If you have contributed a document that is currently available only in microfiche, and would like to grant ERIC the right to electronically disseminate your work, please complete the contact form below. A representative will contact you about the document(s) you submitted and request approval for each document. If you know others who may have contributed documents, please pass the word. ERIC can also provide guidance to heirs of ERIC-related intellectual property. ERIC appreciates your interest in, and support of, this effort to more broadly disseminate the historical materials in the ERIC Collection.
As I noted in my post on October 25, “The Joys of Microfische Scanning,” the process of digitizing microfische documents can be time consuming and laborious. It’s good to know the majority of ERIC microfische documents are now available on the ERIC website. It’s unfortunate that the “specific language of the original permission forms and the technology available at the time of indexing” do not permit automatic digitization of these documents. This is example of how current copyright laws are out of date with modern methods of disseminating information digitally. This can not only make academic research harder than it should be, it also can stifle creativity, as Larry Lessig argued in this excellent TED Talk from March 2007: “Larry Lessig on laws that choke creativity.”
Thankfully, open licensing of content with Creative Commons is changing the dynamics of legal sharing in some contexts. There are still plenty of reasons to be concerned about organizations and individuals who seek to “lock up” content behind pay walls and logins, however, especially when it comes to academic publishing. AERA, the “American Educational Research Association,” apparently requires article authors to give up rights of re-publication and grant exclusivity to AERA for the right to redistribute articles behind their paywall. If you have specific details and links on this, please share them. I’ve learned about this recently based on some conversations with other academics at UNT this fall, but I don’t have all the facts at hand.
Creative Commons is definitely advocating strongly for Open Educational Resources, and sites like the OER Commons are aggregating openly licensed materials for learners around the world to utilize. Last April I shared a presentation on OER in Iowa at the 1:1 conference, inspired to a large degree by Karen Fasimpaur and her NCCE 2008 presentation “Free Content + Open Tools + Massive Collaboration = Learning for All.”
I believe there are important ethics regarding open content publishing and sharing which we should not only understand as educators, but also advocate for in our respective educational roles. The work Alec Couros and others continue to do working on open access journals strikes me as vital, and certainly relevant in the context of ERIC, journal publications, AERA article gatekeepers, and microfische.
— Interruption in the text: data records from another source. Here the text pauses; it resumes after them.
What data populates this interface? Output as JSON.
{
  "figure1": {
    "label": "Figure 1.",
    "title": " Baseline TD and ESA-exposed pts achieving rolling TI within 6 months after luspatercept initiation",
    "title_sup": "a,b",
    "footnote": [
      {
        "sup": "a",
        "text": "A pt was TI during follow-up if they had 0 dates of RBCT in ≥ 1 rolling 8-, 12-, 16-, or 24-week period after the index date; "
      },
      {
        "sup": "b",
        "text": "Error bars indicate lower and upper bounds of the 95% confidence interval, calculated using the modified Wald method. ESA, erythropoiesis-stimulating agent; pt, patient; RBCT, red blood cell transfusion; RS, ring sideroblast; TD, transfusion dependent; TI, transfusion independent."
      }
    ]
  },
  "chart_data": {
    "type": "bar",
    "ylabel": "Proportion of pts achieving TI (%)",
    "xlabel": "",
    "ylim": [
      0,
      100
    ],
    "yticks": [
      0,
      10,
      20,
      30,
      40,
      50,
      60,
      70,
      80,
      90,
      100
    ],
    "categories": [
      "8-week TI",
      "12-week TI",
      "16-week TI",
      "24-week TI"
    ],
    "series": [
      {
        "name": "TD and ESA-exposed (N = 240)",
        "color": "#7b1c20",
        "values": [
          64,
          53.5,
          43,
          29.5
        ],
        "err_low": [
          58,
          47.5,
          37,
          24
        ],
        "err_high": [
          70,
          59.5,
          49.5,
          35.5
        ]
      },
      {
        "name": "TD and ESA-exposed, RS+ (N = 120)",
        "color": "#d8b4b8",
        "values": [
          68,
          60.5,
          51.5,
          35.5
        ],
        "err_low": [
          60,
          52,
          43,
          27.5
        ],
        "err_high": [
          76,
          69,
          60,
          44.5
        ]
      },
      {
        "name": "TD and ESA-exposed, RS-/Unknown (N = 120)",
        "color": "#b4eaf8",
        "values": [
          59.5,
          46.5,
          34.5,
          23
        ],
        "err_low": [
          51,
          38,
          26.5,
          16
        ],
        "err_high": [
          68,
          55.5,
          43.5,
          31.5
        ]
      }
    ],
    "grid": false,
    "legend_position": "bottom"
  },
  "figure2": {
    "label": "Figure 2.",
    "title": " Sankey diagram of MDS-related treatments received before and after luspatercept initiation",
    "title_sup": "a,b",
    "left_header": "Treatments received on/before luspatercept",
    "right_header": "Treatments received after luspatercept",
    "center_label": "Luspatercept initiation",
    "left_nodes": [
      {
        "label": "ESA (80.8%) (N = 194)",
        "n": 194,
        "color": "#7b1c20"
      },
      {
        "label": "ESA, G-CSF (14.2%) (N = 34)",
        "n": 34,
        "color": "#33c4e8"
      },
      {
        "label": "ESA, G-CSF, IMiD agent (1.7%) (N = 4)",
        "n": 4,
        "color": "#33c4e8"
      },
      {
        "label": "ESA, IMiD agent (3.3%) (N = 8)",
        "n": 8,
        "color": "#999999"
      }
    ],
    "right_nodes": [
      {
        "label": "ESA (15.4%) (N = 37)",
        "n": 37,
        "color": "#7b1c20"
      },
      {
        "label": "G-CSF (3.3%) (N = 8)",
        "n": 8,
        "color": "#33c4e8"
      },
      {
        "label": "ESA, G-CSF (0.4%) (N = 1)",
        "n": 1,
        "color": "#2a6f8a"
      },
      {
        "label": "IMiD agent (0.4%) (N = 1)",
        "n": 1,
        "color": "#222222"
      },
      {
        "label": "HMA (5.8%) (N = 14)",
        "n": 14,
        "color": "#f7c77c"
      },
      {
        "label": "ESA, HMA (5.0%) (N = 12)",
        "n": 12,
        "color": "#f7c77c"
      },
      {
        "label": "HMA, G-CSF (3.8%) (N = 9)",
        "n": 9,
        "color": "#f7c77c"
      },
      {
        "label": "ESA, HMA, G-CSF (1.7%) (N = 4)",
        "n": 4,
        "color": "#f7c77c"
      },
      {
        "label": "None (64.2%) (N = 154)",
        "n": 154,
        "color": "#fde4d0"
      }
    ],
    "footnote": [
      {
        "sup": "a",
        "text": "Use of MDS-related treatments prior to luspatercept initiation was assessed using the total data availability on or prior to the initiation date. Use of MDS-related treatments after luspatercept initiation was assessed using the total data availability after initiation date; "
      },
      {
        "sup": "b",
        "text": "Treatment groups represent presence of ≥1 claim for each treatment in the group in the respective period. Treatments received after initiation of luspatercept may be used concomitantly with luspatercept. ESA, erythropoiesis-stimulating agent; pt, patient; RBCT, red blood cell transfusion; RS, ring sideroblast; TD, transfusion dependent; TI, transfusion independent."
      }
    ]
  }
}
Perhaps next year for the K-12 Online Conference we could have a strand which focuses on open educational resources (OER) and open access publishing? I’ve found most higher education faculty seem less attuned to digital publication options than traditional print-based journals, and particularly this perceived ethic of open content licensing. Organizations like the Society for Information Technology and Teacher Education (SITE) have embraced digital publications, like their CITE Journal. AACE’s Education and Information Technology Digital Library (EdITLib) has thousands of online, referred articles available, but access is only provided for those who pay the price of admission. I’m concerned about this. Tools like Google Scholar provide indexing for many articles published behind paywalls as well as those shared on the open web, but the mission of organizations like AACE is very different from that of nonprofits like The WikiMedia Foundation:
… to empower and engage people around the world to collect and develop educational content under a free license or in the public domain, and to disseminate it effectively and globally.
I’m thinking our professional, academic organizations should formally embrace licensing terms which support OER, rather than revenue streams derived from paywall subscriptions. I’m not sure what the most effective means of advocacy for this agenda would be, but I definitely sense the ethic here is critical.
Microfische scanning brings a lot of ideas to mind about information access and intellectual property.